1 - The stock market reached a year-to-date low on Wednesday, before rebounding on Thursday and Friday. The situations in Japan and Libya (as well as the broader Middle East) have created an abundance of the one thing the markets can't stand: uncertainty. "Uncertainty" in this case can be translated into "fear." The future is, as always, unknowable, and we really don't know how those international events will play out, or how they might affect us. Stay tuned, and hang on.

2 - One cannot help but feel pain and empathy for those innocents suffering in the above-mentioned crises. If you'd like to help, a great place to start is the American Red Cross. Their web address is

3 - We had our own mini-disaster at the office last week. A plumbing fixture ran all night Wednesday, and by the time I arrived on Thursday morning, there was a small flood in three rooms on the office side. Servicemaster of Spartanburg promptly cleaned up and dried out the affected areas, so what could have been a serious problem is now just an inconvenience. The damaged flooring will need to be replaced, so we have moved our office operation back into the Depot room temporarily. We should be back to the usual configuration in a few weeks.

4 - Tryon celebrated another Super Saturday this past weekend. This gem of a festival is an annual Spring ritual, and it's all about kids: professional performers give a wide variety of fabulous performances in venues all over town. The place is swarming with kids, and the joy in their eyes is contagious. In addition to my usual volunteer duties, I shot a four-minute video which you can see by clicking the image below. Take a look, and laugh with the kids.

Make it a joyous week!

Monday, March 14, 2011

Corrected 1099s: Whaddya Gonna Do?

They are maddening, but here's why you get them.
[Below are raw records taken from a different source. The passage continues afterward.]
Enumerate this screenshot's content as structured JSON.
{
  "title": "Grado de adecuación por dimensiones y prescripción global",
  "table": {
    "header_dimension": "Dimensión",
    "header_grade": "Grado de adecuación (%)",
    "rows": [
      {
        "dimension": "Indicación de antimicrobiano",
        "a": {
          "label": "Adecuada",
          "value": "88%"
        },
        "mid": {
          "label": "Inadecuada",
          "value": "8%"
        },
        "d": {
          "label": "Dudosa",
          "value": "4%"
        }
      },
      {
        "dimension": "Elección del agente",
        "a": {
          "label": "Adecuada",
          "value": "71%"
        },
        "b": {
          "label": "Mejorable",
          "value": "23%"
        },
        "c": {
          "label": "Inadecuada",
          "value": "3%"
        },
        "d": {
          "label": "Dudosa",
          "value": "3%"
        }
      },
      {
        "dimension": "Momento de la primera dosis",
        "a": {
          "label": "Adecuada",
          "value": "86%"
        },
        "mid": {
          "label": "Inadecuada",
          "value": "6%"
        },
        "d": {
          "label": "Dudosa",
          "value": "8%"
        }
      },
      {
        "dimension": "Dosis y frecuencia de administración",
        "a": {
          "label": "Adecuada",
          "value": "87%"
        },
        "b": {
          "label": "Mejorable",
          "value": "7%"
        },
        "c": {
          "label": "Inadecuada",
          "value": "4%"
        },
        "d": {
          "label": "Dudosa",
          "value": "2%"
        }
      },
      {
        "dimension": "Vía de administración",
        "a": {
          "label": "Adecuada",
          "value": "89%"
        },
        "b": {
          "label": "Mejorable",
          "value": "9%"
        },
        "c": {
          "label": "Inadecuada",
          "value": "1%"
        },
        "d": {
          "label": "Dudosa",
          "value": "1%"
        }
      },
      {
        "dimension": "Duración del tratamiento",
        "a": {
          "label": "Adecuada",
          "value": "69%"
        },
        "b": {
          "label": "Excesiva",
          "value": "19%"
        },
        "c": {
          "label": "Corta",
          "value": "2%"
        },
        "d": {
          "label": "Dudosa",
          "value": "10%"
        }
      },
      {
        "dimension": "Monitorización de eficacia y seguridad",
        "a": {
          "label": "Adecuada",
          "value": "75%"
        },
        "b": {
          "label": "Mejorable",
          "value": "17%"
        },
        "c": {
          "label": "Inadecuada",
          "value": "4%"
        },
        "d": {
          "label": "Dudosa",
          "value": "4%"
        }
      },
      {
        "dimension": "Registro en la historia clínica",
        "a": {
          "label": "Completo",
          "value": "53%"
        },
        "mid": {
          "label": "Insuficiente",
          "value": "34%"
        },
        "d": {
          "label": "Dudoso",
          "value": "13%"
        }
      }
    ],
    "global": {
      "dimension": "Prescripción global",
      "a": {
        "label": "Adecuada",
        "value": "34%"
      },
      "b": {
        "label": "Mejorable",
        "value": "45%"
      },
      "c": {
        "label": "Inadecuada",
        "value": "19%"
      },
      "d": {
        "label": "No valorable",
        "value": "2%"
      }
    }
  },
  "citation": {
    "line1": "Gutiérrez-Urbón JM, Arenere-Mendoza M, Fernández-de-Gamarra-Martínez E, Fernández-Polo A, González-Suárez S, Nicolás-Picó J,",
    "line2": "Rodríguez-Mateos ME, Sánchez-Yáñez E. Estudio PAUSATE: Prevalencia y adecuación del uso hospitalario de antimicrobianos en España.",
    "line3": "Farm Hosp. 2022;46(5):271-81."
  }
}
 A client called early this morning to inform me that he had received a Corrected Form 1099 from TD Ameritrade over the weekend. This happens just about every year, and it bears a brief explanation.

All financial institutions are required to send their customers a report of all taxable transactions that occurred in the customers' accounts during the previous year. This report is of course the infamous Form 1099. In addition to sending the 1099 to the customer, the institution also sends a copy to the IRS. The IRS can then check its copy against your tax return to make sure you're reporting your taxable income properly.

In the case of brokerage firms such as TD Ameritrade, the 1099 is a consolidated report consisting of information given to the brokerage firm by the various securities held within the account. (A "security" in this case includes stocks, bonds, mutual funds and ETFs, among others.)

Now, consider the case of a mutual fund or ETF (exchange-traded fund). These funds consist of dozens (sometimes hundreds) of stocks, bonds, and/or other securities, each of which must report its own taxable transactions to the fund company. Then, the fund company must report all of the tax information resulting from transactions within the fund.

The result of all this activity is thousands of transactions that must be reported, calculated, and consolidated into a single report that must be submitted to the brokerage firm in time for the firm to create a 1099 for each applicable account and send to its customers no later than the last day of January.

If even one transaction -- even if it is a minor one -- somewhere upstream has been calculated or reported incorrectly, it sets off a chain reaction of corrected report after corrected report, finally culminating in a corrected 1099 arriving in your mailbox.

With all those transactions and deadlines, and zero tolerance for error, it's no wonder that corrected 1099s are a commonplace irritant for taxpayers. It is not uncommon for brokerage clients to receive multiple corrected 1099s in a single year.

What should you do if you receive one of these beauties after filing your tax return? A corrected 1099 changes your taxable income, but it may be by an insignificant or even negligible amount. (The client who called this morning saw only an $11 difference in the original and corrected versions.) Well... I'm not about to tell you to ignore it, but neither will I tell you to go to all the hassle and expense of filing an amended return for a difference of eleven bucks. Look at the difference, consult your accountant or tax professional, and make your own decision.